A forest blaze in Greece is "the largest wildfire ever recorded in the EU" and the bloc is mobilizing nearly half its firefighting air wing to tackle it, a European Commission spokesman said Tuesday.
Firefighters have been battling the flames for 11 days in northeastern Greece which have killed at least 20 people and pose an "ecological disaster".
Eleven planes and one helicopter from the EU fleet have been sent to help Greece counter the fire, north of the city of Alexandroupoli, along with 407 firefighters, spokesman Balazs Ujvari said.
The EU's civil protection service said the fire has burnt over 810 square kilometers (310 square miles) -- an area bigger than New York City.
"This wildfire is the largest in the EU since 2000, when the European Forest Fire Information System (EFFIS) began recording data," the service said.

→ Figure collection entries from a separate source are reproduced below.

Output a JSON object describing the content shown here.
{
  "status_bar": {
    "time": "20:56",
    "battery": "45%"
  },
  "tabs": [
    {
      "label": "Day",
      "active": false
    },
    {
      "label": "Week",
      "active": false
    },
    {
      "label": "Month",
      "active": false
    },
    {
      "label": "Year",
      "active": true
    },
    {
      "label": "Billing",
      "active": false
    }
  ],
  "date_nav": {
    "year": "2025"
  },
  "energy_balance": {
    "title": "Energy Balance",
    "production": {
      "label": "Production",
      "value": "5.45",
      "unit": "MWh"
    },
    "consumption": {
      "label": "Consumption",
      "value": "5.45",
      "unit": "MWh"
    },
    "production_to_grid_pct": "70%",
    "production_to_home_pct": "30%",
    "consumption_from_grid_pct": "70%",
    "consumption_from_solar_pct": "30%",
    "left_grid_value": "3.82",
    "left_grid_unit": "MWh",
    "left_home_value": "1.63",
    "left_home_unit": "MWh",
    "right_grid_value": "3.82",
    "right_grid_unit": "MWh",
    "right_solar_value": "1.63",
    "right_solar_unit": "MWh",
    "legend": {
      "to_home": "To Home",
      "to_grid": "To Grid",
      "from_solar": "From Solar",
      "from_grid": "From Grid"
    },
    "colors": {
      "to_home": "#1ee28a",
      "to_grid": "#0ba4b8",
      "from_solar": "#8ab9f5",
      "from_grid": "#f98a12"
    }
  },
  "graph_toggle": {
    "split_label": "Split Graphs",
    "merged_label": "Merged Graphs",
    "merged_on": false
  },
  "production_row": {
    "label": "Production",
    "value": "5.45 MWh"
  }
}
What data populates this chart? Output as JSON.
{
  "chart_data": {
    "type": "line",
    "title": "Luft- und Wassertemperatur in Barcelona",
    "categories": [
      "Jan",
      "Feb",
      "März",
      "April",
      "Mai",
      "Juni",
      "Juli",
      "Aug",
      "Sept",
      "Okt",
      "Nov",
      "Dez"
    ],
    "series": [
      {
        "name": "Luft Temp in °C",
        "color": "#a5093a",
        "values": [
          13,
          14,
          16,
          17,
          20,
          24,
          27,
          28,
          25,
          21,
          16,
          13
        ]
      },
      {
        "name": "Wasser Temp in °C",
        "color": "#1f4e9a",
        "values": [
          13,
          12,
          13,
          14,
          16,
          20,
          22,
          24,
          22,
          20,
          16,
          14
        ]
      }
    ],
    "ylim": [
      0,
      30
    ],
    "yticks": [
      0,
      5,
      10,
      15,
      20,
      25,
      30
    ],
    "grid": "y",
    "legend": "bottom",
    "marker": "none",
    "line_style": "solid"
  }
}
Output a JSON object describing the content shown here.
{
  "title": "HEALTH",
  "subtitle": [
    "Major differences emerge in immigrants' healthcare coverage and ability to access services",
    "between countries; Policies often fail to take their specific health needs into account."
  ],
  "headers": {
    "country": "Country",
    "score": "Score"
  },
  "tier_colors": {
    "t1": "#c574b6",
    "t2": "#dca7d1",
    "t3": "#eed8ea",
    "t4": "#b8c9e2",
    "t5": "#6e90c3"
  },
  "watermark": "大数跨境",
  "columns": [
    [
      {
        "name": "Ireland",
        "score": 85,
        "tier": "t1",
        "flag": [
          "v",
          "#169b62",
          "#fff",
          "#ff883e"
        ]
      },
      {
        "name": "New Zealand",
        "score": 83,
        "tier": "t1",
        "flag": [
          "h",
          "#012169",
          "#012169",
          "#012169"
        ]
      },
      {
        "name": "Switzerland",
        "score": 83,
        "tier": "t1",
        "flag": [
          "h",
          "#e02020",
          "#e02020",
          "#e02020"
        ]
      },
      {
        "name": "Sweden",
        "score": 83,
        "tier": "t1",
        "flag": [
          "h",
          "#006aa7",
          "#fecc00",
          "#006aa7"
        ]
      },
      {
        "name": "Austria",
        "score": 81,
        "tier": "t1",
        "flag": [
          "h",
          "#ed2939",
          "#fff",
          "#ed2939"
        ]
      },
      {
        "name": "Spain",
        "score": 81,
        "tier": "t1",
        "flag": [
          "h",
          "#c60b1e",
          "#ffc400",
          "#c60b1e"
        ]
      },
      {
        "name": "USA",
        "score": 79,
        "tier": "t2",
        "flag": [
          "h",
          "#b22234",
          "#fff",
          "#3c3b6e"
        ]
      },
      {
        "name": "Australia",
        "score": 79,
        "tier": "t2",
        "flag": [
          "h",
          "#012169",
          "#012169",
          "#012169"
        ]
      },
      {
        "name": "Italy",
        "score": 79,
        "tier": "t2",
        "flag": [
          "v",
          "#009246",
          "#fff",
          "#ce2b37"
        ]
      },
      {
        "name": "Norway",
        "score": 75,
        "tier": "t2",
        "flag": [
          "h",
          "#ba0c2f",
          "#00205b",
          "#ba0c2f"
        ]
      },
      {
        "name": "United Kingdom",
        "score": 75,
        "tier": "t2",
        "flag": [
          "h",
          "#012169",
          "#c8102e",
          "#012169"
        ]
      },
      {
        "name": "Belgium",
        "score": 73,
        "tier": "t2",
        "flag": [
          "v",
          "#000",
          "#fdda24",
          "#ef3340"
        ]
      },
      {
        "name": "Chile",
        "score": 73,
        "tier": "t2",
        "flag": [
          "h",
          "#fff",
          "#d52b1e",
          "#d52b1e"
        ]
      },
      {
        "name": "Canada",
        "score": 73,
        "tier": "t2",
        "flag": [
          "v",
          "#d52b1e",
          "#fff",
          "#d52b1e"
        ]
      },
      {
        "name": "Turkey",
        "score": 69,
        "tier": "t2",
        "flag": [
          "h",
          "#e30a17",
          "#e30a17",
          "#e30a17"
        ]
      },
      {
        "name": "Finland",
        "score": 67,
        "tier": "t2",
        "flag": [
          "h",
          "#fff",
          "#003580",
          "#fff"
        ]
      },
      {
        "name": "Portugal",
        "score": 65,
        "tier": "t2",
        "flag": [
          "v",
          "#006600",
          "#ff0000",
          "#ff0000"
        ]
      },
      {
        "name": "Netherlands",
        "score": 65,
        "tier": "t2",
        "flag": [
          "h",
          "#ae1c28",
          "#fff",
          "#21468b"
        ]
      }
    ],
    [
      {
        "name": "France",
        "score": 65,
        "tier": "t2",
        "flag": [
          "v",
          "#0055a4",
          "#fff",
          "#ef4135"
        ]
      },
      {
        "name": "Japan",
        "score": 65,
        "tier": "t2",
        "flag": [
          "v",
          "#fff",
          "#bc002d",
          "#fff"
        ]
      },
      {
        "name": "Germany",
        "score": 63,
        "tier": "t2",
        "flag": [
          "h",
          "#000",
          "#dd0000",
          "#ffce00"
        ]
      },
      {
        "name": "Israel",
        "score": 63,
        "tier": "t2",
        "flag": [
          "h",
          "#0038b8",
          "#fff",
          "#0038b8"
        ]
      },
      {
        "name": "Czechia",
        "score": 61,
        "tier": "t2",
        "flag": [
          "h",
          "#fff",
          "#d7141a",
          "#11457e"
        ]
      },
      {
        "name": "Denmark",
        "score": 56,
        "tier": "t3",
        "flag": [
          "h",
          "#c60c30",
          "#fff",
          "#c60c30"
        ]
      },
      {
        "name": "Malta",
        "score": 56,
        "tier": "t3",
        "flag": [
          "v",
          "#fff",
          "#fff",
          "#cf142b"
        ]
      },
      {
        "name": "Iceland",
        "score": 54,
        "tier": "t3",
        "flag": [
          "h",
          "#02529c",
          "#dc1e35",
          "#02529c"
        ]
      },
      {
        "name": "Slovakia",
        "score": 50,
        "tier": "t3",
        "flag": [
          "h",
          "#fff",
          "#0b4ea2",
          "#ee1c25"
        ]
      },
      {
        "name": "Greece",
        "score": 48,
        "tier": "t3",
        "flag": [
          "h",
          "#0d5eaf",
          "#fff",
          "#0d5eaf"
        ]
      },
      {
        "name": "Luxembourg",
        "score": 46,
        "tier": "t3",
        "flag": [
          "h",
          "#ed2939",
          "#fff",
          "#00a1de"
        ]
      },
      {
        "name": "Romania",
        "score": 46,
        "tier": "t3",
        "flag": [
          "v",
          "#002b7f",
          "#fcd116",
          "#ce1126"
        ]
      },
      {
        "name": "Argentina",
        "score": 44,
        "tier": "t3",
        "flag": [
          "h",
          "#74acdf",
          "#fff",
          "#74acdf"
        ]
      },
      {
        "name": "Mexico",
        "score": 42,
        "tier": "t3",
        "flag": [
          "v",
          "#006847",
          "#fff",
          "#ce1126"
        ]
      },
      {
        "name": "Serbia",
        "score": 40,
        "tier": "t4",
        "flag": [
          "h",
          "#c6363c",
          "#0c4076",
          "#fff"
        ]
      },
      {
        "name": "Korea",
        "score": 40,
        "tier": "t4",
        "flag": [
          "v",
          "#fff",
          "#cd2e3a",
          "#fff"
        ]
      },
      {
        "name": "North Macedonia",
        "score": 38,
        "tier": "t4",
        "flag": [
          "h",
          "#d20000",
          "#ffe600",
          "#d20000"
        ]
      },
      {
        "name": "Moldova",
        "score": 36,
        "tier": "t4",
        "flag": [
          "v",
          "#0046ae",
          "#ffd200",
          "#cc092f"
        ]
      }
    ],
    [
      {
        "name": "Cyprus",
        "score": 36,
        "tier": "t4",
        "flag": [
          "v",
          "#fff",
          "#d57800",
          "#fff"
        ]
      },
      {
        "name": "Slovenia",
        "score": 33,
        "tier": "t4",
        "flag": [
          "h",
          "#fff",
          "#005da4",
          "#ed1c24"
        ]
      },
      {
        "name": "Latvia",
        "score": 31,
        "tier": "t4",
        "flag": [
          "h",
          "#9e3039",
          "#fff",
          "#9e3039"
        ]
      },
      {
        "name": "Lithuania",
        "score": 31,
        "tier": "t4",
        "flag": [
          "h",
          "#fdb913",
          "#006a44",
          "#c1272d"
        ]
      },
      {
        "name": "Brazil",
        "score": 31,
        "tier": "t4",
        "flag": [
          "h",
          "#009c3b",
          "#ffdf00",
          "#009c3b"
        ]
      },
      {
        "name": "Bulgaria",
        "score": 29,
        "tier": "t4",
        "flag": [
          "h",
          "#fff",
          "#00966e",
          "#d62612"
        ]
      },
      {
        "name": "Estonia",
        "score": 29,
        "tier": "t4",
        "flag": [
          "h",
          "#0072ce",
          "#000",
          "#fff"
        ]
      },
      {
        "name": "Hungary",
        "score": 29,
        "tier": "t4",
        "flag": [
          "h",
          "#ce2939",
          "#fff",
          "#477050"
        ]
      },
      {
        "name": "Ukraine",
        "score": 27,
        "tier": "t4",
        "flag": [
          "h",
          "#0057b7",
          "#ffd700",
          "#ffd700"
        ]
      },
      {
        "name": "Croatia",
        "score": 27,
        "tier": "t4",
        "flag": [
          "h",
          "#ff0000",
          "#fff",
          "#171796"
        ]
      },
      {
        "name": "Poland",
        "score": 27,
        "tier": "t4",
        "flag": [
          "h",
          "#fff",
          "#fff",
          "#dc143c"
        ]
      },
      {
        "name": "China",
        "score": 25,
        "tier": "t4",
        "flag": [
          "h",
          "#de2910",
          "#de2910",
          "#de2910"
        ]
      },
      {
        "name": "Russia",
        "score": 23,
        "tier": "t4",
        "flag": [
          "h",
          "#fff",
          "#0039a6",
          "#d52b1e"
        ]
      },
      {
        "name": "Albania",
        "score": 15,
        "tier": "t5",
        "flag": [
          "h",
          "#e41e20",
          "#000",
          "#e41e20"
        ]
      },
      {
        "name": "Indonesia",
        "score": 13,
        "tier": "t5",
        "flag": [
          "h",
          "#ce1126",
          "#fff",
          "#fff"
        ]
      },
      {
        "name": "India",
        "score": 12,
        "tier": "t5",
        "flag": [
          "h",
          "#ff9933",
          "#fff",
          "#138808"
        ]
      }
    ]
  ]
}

Since it began on August 19, the bodies of 20 people have been found, 18 of them migrants including two children that were discovered in a region often used as an entry point from neighboring Turkey.
Greece's fire service told AFP that the blaze was "still out of control" in the northeast region's Dadia National Park, a major sanctuary for birds of prey.
A large fire previously hit the park in 2011, forest ranger Dora Skartsis said, lamenting that "everything that was regenerated since has been lost" in recent days.
"We're talking about a huge ecological disaster. The image is tragic," said Skartsis, who also heads a biodiversity protection group in the region.
The forest also plays a vital economic role in supporting logging, beekeeping and tourism activities in Evros, one of the poorest regions of the country.